Blanka Lipińska ujawnia kulisy "365 dni". "Zaproponowałam, żeby wszyscy się rozebrali"
Blanka Lipińska odniosła się też do newsów na temat jej zarobków. Czy naprawdę jest aż taka bogata?
Blanka Lipińska doskonale wykorzystuje swoje 5 minut. Jej debiutancka powieść "365 dni" okazała się wielkim hitem. Autorka postanowiła pójść za ciosem i już za kilka dni w kinach pojawi się film o tym samym tytule. W roli głównej wystąpi Anna Maria Sieklucka, a towarzyszył jej będzie przystojny Włoch Michele Morron.
Nie jest tajemnicą, że w filmie będzie bardzo dużo intymnych i odważnych scen.

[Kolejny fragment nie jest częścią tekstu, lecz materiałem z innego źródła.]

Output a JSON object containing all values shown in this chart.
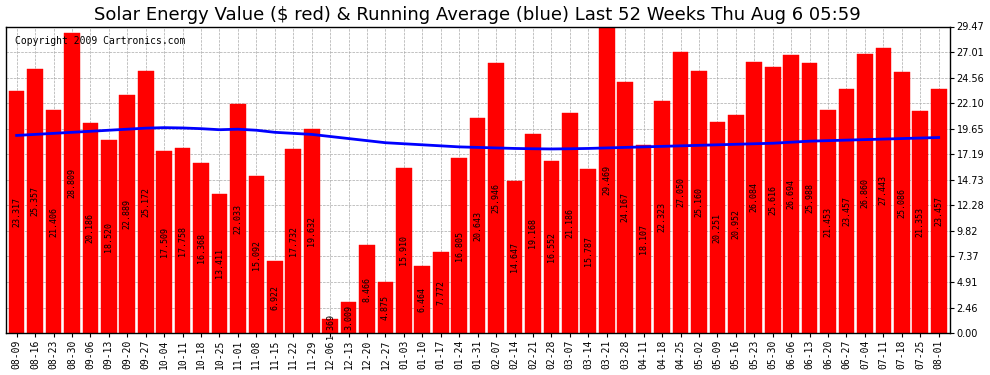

Debiutująca aktorka musiała przełamać pewną barierę, a Blanka Lipińska w czasie kręcenia zdjęć wymyśliła, żeby rozebrała się cała ekipa.
ZOBACZ: Blanka Lipińska zapowiada: "Piszę coś, co powinno mieć premierę w tym roku"
- To była przygoda mojego życia. (...) Wspominam to bardzo erotycznie i seksownie, bo tam bardzo dużo seksu było, dużo golizny. Ale nikt nie chciał, żebym ja się rozbierała.To było takie trochę smutne. Ja miałam nawet taki plan, żeby aktorzy poczuli się komfortowo, to my jako ekipa też się rozbierzemy. Nie spotkało się to z dużym aplauzem, aktorzy też nie chcieli - powiedziała w programie "Koło Plotka".
Poza tym Blanka Lipińska odniosła się do tego, że jest najlepiej zarabiającą pisarką.
- Wcale nie jestem taka bogata. Jestem najlepiej zarabiającą pisarką w tym roku i wydałam tylko trzy książki. Przede mną też były pisarki, które napisały 33 książki i z pewnością są bogatsze ode mnie - dodała.
Film "365 dni" wejdzie do kin już 7 lutego. Massimo Torricelli to młody i przystojny szef sycylijskiej rodziny mafijnej. Laura Biel to kobieta, która odnosi sukcesy zawodowe, ale w życiu prywatnym brakuje jej namiętności. Laura nie spodziewa się, że na jej drodze stanie Massimo – najniebezpieczniejszy mężczyzna na wyspie, który porwie ją, uwięzi i da 365 dni na... pokochanie go.